Designing a Flower Bed for RHS Show Tatton Park
It's interesting to see how a bedding display can change the whole feel of the place it's in. It can add drama, colour, create another dimension or just lift its surroundings. A good bedding design can stop people in their tracks, some enjoy the whole experience and others pick it apart plant by plant (not literally!).
When I took over the design of the flower beds in Bournemouth, in 2002 planting was very traditional and regimented. There's nothing wrong with that, in certain circumstances it's the best solution. I was asked to reduce the amount of beds and consider other ways of more sustainable planting. It's quite a challenge.
Bournemouth Borough Council's Flower Bed at RHS Show Tatton Park
I have a great passion for plants and wanted change. One of my biggest influences is Christopher Lloyd. His skilful, flamboyant and daring style appealed to me. I threw out convention, and created fewer but larger flower beds. I expanded the range of plants used from around 40 to at least 250.
I wanted drama not only from the colour of the flowers but also the foliage, the structure, form and height. I was rebelling against bedding that was getting smaller and more compact every season. No plant was overlooked, I have tried many and not always with success!
That's the fun of designing ephemeral planting, if it doesn't work you've always got next year! My informal style brings its advantages. If plants do fail or are vandalised, I can always find something else to fill its place without it looking out of place. You can't do that in a formal design.
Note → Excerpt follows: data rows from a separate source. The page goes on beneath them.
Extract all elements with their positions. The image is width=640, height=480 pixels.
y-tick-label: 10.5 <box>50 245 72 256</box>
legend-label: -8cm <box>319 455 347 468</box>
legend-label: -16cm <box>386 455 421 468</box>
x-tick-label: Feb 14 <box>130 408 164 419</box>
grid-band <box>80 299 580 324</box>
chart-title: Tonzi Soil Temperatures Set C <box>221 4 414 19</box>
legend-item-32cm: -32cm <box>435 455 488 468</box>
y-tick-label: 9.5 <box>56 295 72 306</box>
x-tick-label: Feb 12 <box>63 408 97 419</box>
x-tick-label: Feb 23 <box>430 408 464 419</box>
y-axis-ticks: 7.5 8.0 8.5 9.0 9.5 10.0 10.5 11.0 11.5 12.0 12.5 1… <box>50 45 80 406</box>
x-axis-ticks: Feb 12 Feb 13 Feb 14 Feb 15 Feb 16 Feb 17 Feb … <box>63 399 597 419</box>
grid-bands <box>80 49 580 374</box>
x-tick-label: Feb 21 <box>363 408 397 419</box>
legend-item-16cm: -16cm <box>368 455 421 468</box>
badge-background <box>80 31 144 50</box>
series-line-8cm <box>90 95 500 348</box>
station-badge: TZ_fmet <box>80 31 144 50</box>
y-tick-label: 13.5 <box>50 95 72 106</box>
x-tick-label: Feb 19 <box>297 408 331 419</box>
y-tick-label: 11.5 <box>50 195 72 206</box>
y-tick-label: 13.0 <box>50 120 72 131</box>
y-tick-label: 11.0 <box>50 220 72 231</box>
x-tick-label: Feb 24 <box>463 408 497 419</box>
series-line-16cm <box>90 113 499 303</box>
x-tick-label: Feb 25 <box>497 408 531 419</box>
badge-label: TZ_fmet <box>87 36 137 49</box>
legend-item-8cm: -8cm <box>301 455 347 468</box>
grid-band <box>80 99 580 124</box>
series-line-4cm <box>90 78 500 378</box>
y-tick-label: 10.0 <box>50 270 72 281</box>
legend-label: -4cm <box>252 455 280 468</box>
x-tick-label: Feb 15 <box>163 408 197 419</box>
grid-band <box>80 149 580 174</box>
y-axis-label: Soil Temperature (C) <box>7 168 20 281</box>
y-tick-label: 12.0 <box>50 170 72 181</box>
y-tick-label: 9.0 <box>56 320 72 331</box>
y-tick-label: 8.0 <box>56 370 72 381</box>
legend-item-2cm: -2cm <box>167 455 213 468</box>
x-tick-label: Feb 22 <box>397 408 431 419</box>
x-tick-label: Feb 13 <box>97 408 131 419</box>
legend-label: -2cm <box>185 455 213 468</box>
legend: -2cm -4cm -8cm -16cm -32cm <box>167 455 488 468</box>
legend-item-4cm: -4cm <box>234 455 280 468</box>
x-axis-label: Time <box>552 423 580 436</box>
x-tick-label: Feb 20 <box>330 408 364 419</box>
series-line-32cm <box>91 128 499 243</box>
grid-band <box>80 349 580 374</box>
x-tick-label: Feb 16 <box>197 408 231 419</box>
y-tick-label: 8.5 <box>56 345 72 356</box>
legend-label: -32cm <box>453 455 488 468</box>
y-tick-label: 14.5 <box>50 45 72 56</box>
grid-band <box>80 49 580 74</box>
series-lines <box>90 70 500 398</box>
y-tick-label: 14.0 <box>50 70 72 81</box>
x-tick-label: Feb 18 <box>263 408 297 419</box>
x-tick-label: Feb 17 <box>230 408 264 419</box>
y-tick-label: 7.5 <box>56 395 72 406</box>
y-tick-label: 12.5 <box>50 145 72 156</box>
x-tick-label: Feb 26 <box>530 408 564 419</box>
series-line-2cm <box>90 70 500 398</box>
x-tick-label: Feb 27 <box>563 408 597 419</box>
Height in the centre of the bed is important too, not only for effect but it often stops people walking through it, don't ask me why but it works.
The interest in gardening as a leisure activity has sky-rocketed over the last 20 years and people take a genuine interest in a flower bed that has much to offer.
The gardeners in Bournemouth Gardens are constantly asked 'what plant is that' or 'where can I get this'. Over 5 million people walk through the gardens every year, which is a lot of questions. I must admit though as one of the top seaside resorts we can justify having these beds because they are counted as a tourist attraction.
This is not an excuse to be frivolous, many plants in the beds are brought back in to the nursery to be used the following year or sold on. I use a great deal of hardy annuals not only for their show but they are incredibly cheap to grow. It's a balance of using the more expensive planting such as coleus, Dahlias, Musa, Arundos, Colcasia, Salvias against the cheaper seed grown annuals.
This year Bournemouth is off to the RHS Show Tatton Park to take part in the National Flower Bed Competition. We have taken part before but always with conventional bedding plants set in a quirky design. This year for the first time I'm using plants we really use.
Bedding displays have been in for a tough time lately. Unfortunately many have disappeared, often the first thing to go when times are hard. If they create civic pride, give pleasure to people, keep horticultural skills alive and enhance our green spaces, surely there is a space for them.
Chris Evan's flower bed was awarded the Best Exhibit at this year's RHS Show Tatton Park.